Es geht um den Cum-Ex-Skandal, ein wirklich unfassbar dreister Betrug des Kapitals, bei dem der Staat sich über Jahrzehnte willfährig ausnehmen ließ. Der Interviewte ist ein Insider und zukünftiger Kronzeuge. Dementsprechend soll er anonym bleiben: Er fürchtet seine Mittäter und Konsequenzen im Privaten. Panorama hat also sein Gesicht verborgen und seine Stimme verzerrt und ihn so vor der Kamera unkenntlich gemacht.
Die Übermedien meinen das reicht nicht:
Doch dieser Schutz ist unzureichend.

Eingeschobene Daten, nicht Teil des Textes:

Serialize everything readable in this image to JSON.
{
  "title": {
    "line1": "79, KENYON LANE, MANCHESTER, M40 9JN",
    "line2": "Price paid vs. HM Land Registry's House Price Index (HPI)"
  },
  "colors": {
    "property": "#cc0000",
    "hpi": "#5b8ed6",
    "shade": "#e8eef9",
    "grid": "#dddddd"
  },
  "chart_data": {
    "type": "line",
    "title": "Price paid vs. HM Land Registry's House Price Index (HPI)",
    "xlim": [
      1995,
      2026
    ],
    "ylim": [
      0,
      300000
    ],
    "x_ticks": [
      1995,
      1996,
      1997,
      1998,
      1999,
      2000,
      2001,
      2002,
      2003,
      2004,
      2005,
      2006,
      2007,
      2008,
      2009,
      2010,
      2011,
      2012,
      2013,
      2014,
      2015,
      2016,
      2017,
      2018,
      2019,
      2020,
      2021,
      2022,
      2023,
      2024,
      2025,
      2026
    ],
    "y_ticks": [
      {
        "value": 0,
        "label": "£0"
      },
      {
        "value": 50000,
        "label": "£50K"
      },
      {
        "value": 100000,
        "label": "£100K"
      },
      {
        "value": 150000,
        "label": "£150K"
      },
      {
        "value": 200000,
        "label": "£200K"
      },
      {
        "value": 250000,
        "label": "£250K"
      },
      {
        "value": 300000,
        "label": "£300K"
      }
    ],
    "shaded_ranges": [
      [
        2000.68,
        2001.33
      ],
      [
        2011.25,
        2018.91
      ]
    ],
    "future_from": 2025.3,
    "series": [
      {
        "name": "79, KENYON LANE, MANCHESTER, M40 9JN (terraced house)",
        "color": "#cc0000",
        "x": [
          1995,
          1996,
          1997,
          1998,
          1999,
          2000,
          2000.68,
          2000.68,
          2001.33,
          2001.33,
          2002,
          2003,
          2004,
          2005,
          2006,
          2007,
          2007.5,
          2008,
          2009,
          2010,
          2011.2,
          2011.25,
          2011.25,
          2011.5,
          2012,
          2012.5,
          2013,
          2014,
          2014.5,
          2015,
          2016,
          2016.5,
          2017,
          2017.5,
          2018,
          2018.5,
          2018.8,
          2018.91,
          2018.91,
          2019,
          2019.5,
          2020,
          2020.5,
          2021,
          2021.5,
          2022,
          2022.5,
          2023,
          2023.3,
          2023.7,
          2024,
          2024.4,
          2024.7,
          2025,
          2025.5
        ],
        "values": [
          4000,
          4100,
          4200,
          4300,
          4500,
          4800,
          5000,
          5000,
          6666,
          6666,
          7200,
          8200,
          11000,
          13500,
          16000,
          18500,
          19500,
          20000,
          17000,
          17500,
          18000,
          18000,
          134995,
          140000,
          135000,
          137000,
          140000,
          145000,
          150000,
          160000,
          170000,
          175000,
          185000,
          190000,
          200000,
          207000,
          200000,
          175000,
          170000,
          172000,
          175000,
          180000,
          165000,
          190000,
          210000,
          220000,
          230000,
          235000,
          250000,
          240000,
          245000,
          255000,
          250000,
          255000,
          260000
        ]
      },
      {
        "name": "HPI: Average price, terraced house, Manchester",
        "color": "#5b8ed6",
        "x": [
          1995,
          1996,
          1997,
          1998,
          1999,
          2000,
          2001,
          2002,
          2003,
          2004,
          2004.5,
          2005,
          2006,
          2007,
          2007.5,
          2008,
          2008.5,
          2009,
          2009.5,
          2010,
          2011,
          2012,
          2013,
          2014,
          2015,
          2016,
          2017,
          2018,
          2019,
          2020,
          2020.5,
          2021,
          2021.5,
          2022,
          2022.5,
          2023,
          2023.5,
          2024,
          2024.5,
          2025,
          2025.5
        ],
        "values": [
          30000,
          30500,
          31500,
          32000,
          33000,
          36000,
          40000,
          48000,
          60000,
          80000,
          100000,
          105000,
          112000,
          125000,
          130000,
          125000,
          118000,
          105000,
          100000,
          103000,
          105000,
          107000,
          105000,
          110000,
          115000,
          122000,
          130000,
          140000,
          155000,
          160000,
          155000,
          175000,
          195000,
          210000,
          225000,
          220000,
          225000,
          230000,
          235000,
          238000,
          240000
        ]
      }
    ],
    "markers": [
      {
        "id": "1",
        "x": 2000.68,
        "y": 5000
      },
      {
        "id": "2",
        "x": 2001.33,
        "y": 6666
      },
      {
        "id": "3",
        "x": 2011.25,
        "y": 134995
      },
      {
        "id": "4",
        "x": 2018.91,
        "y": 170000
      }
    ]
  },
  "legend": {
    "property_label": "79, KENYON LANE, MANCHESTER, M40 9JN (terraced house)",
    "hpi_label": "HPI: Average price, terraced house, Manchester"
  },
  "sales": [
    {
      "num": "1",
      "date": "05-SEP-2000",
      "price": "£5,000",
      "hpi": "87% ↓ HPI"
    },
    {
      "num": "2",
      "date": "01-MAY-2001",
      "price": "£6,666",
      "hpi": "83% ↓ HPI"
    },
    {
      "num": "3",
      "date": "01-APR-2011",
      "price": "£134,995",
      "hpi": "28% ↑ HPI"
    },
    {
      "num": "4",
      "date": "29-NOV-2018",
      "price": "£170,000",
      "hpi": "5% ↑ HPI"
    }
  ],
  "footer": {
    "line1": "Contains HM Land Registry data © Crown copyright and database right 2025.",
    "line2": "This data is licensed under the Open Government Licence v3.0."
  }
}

Und das wissen Journalisten spätestens seit dem Frühjahr 2014. Auf der Forensiker-Tagung im Mai in Münster wurde nämlich die Methode offenbar, mit der Ermittler durch Analyse der elektrischen Netzfrequenz vermummte und verkleidete Informanten, deren Stimme verzerrt wurde, enttarnen können.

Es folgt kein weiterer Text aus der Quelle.